貴乃花の対応が大人げないことについては、前にも書いた。いったい何を企図しているのか。不満の協会を混乱させることはもう十分にさせただろうが、だからといって今の執行部を皆辞めさせ、貴乃花を理事長に据えようという人はいないだろう。かえって反対の効果しかもたらさない、どころか、理事を辞めさせられる恐れも十分にある。そう正しく指摘する人は周囲にいないのだろうか?(頑固で人の言うことを聞かないと言われるが、きっとそうなのだろう)すでに貴ノ岩を初場所も全休させるとも言っているらしい。しかし巡業にしろ場所にしろ、休場させるには診断書が要る。このままでは貴ノ岩は幕下陥落も覚悟しなければならない。傷害の被害者がもっと大きな被害者になってしまう。力士が親方を告訴することは事実上ないかもしれないが、法的に言うと、強要であり監禁までが成り立つ事態ではないかと危ぶんでいる。

白鵬といい貴乃花といい、記録上大横綱であるだけに、人格的な欠損を見せられると、とても悲しいものがある。

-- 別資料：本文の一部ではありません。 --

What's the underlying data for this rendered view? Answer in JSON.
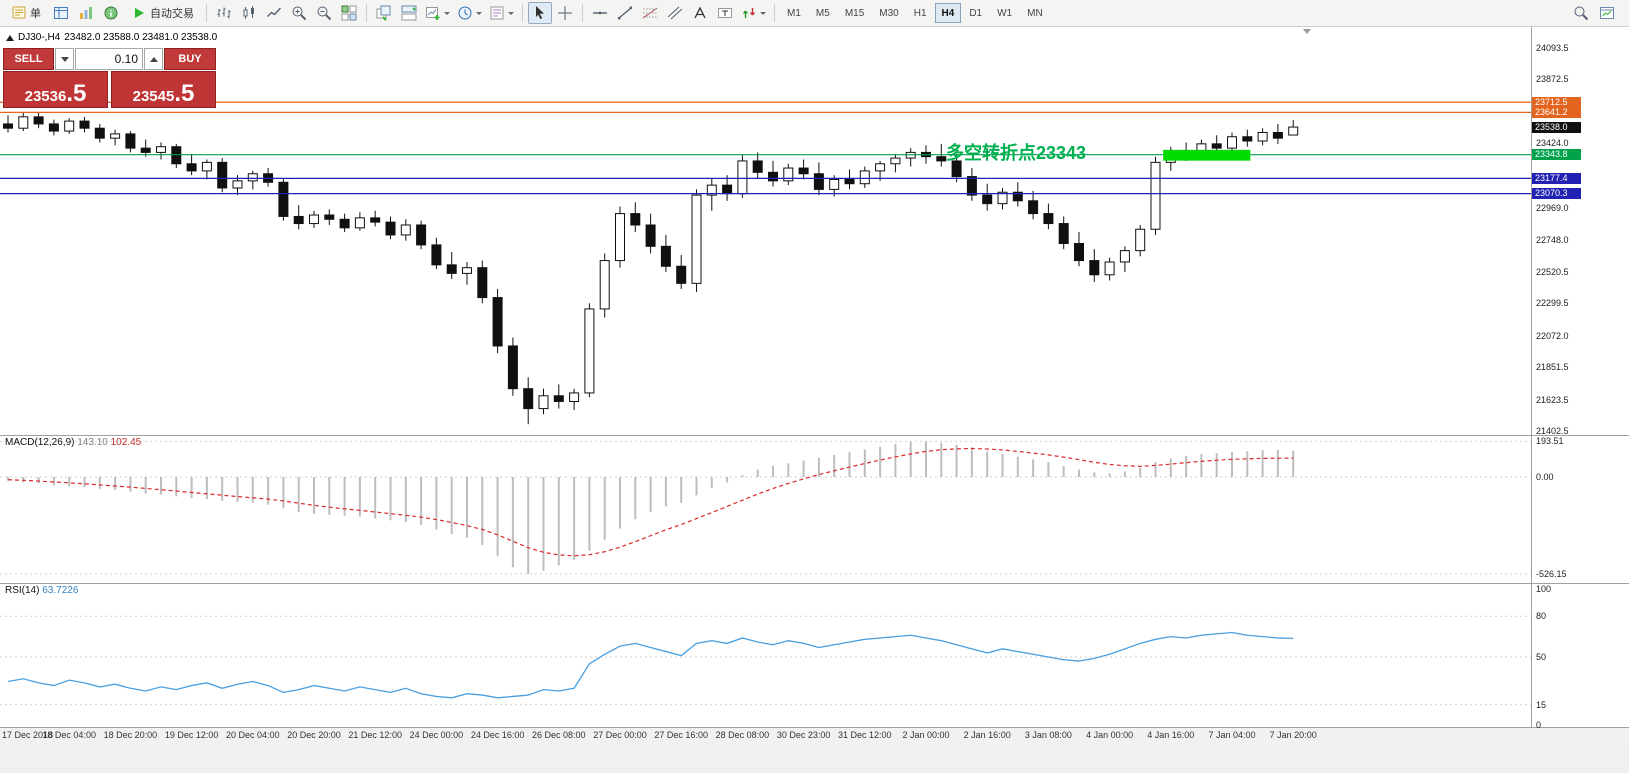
{
  "toolbar": {
    "new_order_label": "单",
    "autotrading_label": "自动交易",
    "timeframes": [
      "M1",
      "M5",
      "M15",
      "M30",
      "H1",
      "H4",
      "D1",
      "W1",
      "MN"
    ],
    "active_timeframe": "H4"
  },
  "chart": {
    "symbol_period": "DJ30-,H4",
    "ohlc": "23482.0 23588.0 23481.0 23538.0",
    "annotation": "多空转折点23343",
    "annotation_color": "#00B050",
    "highlight": {
      "from_bar": 75.5,
      "to_bar": 81.2,
      "price_top": 23378,
      "price_bottom": 23302,
      "color": "#00DC00"
    }
  },
  "trade_panel": {
    "sell_label": "SELL",
    "buy_label": "BUY",
    "lot_value": "0.10",
    "sell_price": "23536",
    "sell_price_big": ".5",
    "buy_price": "23545",
    "buy_price_big": ".5"
  },
  "price_axis": {
    "ticks": [
      "24093.5",
      "23872.5",
      "23424.0",
      "22969.0",
      "22748.0",
      "22520.5",
      "22299.5",
      "22072.0",
      "21851.5",
      "21623.5",
      "21402.5"
    ],
    "tags": [
      {
        "label": "23712.5",
        "color": "#E2641E",
        "line": true
      },
      {
        "label": "23641.2",
        "color": "#E2641E",
        "line": true
      },
      {
        "label": "23538.0",
        "color": "#101010",
        "line": false
      },
      {
        "label": "23343.8",
        "color": "#00A14B",
        "line": true
      },
      {
        "label": "23177.4",
        "color": "#2121B4",
        "line": true
      },
      {
        "label": "23070.3",
        "color": "#2121B4",
        "line": true
      }
    ]
  },
  "macd": {
    "name": "MACD(12,26,9)",
    "main_value": "143.10",
    "signal_value": "102.45",
    "scale_labels": [
      "193.51",
      "0.00",
      "-526.15"
    ],
    "main": [
      -20,
      -30,
      -35,
      -45,
      -50,
      -55,
      -65,
      -70,
      -80,
      -90,
      -95,
      -105,
      -115,
      -120,
      -130,
      -135,
      -140,
      -150,
      -170,
      -190,
      -200,
      -205,
      -210,
      -215,
      -225,
      -235,
      -245,
      -260,
      -285,
      -310,
      -330,
      -370,
      -430,
      -490,
      -526,
      -510,
      -480,
      -450,
      -400,
      -340,
      -280,
      -230,
      -190,
      -160,
      -140,
      -100,
      -60,
      -30,
      10,
      40,
      60,
      75,
      90,
      105,
      120,
      135,
      150,
      165,
      180,
      190,
      193.5,
      185,
      175,
      160,
      140,
      125,
      110,
      95,
      80,
      60,
      40,
      25,
      20,
      30,
      50,
      80,
      100,
      115,
      125,
      130,
      135,
      140,
      145,
      148,
      143.1
    ],
    "signal": [
      -15,
      -18,
      -22,
      -27,
      -32,
      -37,
      -43,
      -49,
      -55,
      -62,
      -69,
      -76,
      -84,
      -91,
      -99,
      -106,
      -113,
      -120,
      -130,
      -142,
      -154,
      -164,
      -173,
      -181,
      -190,
      -199,
      -208,
      -218,
      -231,
      -247,
      -264,
      -285,
      -314,
      -349,
      -384,
      -409,
      -423,
      -428,
      -422,
      -406,
      -381,
      -351,
      -319,
      -287,
      -258,
      -226,
      -193,
      -160,
      -126,
      -93,
      -62,
      -35,
      -10,
      13,
      34,
      54,
      73,
      92,
      109,
      125,
      139,
      148,
      153,
      155,
      152,
      147,
      139,
      130,
      120,
      108,
      94,
      80,
      68,
      61,
      58,
      63,
      70,
      78,
      85,
      91,
      96,
      99,
      101,
      102,
      102.45
    ]
  },
  "rsi": {
    "name": "RSI(14)",
    "value": "63.7226",
    "levels": [
      "100",
      "80",
      "50",
      "15",
      "0"
    ],
    "values": [
      32,
      34,
      31,
      29,
      33,
      31,
      28,
      30,
      27,
      25,
      28,
      26,
      29,
      31,
      27,
      30,
      32,
      29,
      24,
      26,
      29,
      27,
      25,
      28,
      26,
      24,
      27,
      23,
      21,
      20,
      23,
      22,
      20,
      21,
      22,
      26,
      25,
      27,
      45,
      52,
      58,
      60,
      57,
      54,
      51,
      60,
      62,
      60,
      64,
      61,
      59,
      62,
      60,
      57,
      59,
      61,
      63,
      64,
      65,
      66,
      64,
      62,
      59,
      56,
      53,
      56,
      54,
      52,
      50,
      48,
      47,
      49,
      52,
      56,
      60,
      63,
      65,
      64,
      66,
      67,
      68,
      66,
      65,
      64,
      63.72
    ]
  },
  "time_axis": {
    "labels": [
      "17 Dec 2018",
      "18 Dec 04:00",
      "18 Dec 20:00",
      "19 Dec 12:00",
      "20 Dec 04:00",
      "20 Dec 20:00",
      "21 Dec 12:00",
      "24 Dec 00:00",
      "24 Dec 16:00",
      "26 Dec 08:00",
      "27 Dec 00:00",
      "27 Dec 16:00",
      "28 Dec 08:00",
      "30 Dec 23:00",
      "31 Dec 12:00",
      "2 Jan 00:00",
      "2 Jan 16:00",
      "3 Jan 08:00",
      "4 Jan 00:00",
      "4 Jan 16:00",
      "7 Jan 04:00",
      "7 Jan 20:00"
    ]
  },
  "chart_data": {
    "type": "candlestick",
    "symbol": "DJ30-",
    "timeframe": "H4",
    "price_range": [
      21402.5,
      24093.5
    ],
    "candles": [
      [
        23560,
        23620,
        23500,
        23530
      ],
      [
        23530,
        23645,
        23510,
        23610
      ],
      [
        23610,
        23640,
        23530,
        23560
      ],
      [
        23560,
        23590,
        23480,
        23510
      ],
      [
        23510,
        23600,
        23490,
        23580
      ],
      [
        23580,
        23610,
        23500,
        23530
      ],
      [
        23530,
        23560,
        23430,
        23460
      ],
      [
        23460,
        23520,
        23410,
        23490
      ],
      [
        23490,
        23510,
        23360,
        23390
      ],
      [
        23390,
        23450,
        23330,
        23360
      ],
      [
        23360,
        23430,
        23310,
        23400
      ],
      [
        23400,
        23420,
        23250,
        23280
      ],
      [
        23280,
        23350,
        23200,
        23230
      ],
      [
        23230,
        23310,
        23170,
        23290
      ],
      [
        23290,
        23320,
        23080,
        23110
      ],
      [
        23110,
        23200,
        23060,
        23160
      ],
      [
        23160,
        23230,
        23100,
        23210
      ],
      [
        23210,
        23250,
        23120,
        23150
      ],
      [
        23150,
        23180,
        22880,
        22910
      ],
      [
        22910,
        22990,
        22820,
        22860
      ],
      [
        22860,
        22950,
        22830,
        22920
      ],
      [
        22920,
        22960,
        22850,
        22890
      ],
      [
        22890,
        22930,
        22800,
        22830
      ],
      [
        22830,
        22940,
        22810,
        22900
      ],
      [
        22900,
        22950,
        22840,
        22870
      ],
      [
        22870,
        22910,
        22750,
        22780
      ],
      [
        22780,
        22890,
        22740,
        22850
      ],
      [
        22850,
        22880,
        22680,
        22710
      ],
      [
        22710,
        22760,
        22540,
        22570
      ],
      [
        22570,
        22660,
        22470,
        22510
      ],
      [
        22510,
        22590,
        22430,
        22550
      ],
      [
        22550,
        22600,
        22300,
        22340
      ],
      [
        22340,
        22400,
        21950,
        22000
      ],
      [
        22000,
        22060,
        21650,
        21700
      ],
      [
        21700,
        21780,
        21450,
        21560
      ],
      [
        21560,
        21700,
        21520,
        21650
      ],
      [
        21650,
        21730,
        21560,
        21610
      ],
      [
        21610,
        21700,
        21550,
        21670
      ],
      [
        21670,
        22300,
        21640,
        22260
      ],
      [
        22260,
        22650,
        22200,
        22600
      ],
      [
        22600,
        22980,
        22550,
        22930
      ],
      [
        22930,
        23010,
        22800,
        22850
      ],
      [
        22850,
        22930,
        22650,
        22700
      ],
      [
        22700,
        22780,
        22520,
        22560
      ],
      [
        22560,
        22640,
        22400,
        22440
      ],
      [
        22440,
        23100,
        22380,
        23060
      ],
      [
        23060,
        23180,
        22950,
        23130
      ],
      [
        23130,
        23200,
        23020,
        23070
      ],
      [
        23070,
        23340,
        23040,
        23300
      ],
      [
        23300,
        23360,
        23180,
        23220
      ],
      [
        23220,
        23300,
        23120,
        23160
      ],
      [
        23160,
        23280,
        23130,
        23250
      ],
      [
        23250,
        23310,
        23170,
        23210
      ],
      [
        23210,
        23290,
        23060,
        23100
      ],
      [
        23100,
        23200,
        23050,
        23170
      ],
      [
        23170,
        23240,
        23100,
        23140
      ],
      [
        23140,
        23260,
        23110,
        23230
      ],
      [
        23230,
        23300,
        23160,
        23280
      ],
      [
        23280,
        23350,
        23220,
        23320
      ],
      [
        23320,
        23390,
        23260,
        23360
      ],
      [
        23360,
        23410,
        23280,
        23330
      ],
      [
        23330,
        23420,
        23260,
        23300
      ],
      [
        23300,
        23350,
        23150,
        23190
      ],
      [
        23190,
        23250,
        23020,
        23060
      ],
      [
        23060,
        23140,
        22950,
        23000
      ],
      [
        23000,
        23110,
        22960,
        23080
      ],
      [
        23080,
        23150,
        22980,
        23020
      ],
      [
        23020,
        23090,
        22890,
        22930
      ],
      [
        22930,
        23000,
        22820,
        22860
      ],
      [
        22860,
        22910,
        22680,
        22720
      ],
      [
        22720,
        22800,
        22560,
        22600
      ],
      [
        22600,
        22680,
        22450,
        22500
      ],
      [
        22500,
        22620,
        22460,
        22590
      ],
      [
        22590,
        22700,
        22520,
        22670
      ],
      [
        22670,
        22850,
        22630,
        22820
      ],
      [
        22820,
        23330,
        22780,
        23290
      ],
      [
        23290,
        23400,
        23230,
        23370
      ],
      [
        23370,
        23430,
        23300,
        23340
      ],
      [
        23340,
        23450,
        23310,
        23420
      ],
      [
        23420,
        23480,
        23350,
        23390
      ],
      [
        23390,
        23500,
        23360,
        23470
      ],
      [
        23470,
        23520,
        23400,
        23440
      ],
      [
        23440,
        23530,
        23410,
        23500
      ],
      [
        23500,
        23560,
        23420,
        23460
      ],
      [
        23482,
        23588,
        23481,
        23538
      ]
    ]
  }
}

15歳頃から相撲しかやってきていないのだから、教養はもちろん人格は育ちっこないよということなのかもしれないが、それでは寂しすぎる。今育っている期待の若手たち、北勝富士、貴景勝、阿武咲(おうみしょう)らは名大関だった魁皇のような円満な人格者にどうぞ育ってほしいと願わずにはいられない。そして相撲道に邁進するすべての力士たち、こんな騒動に心揺らがすことなく、毎日ひたすらに精進をしてほしいと願う。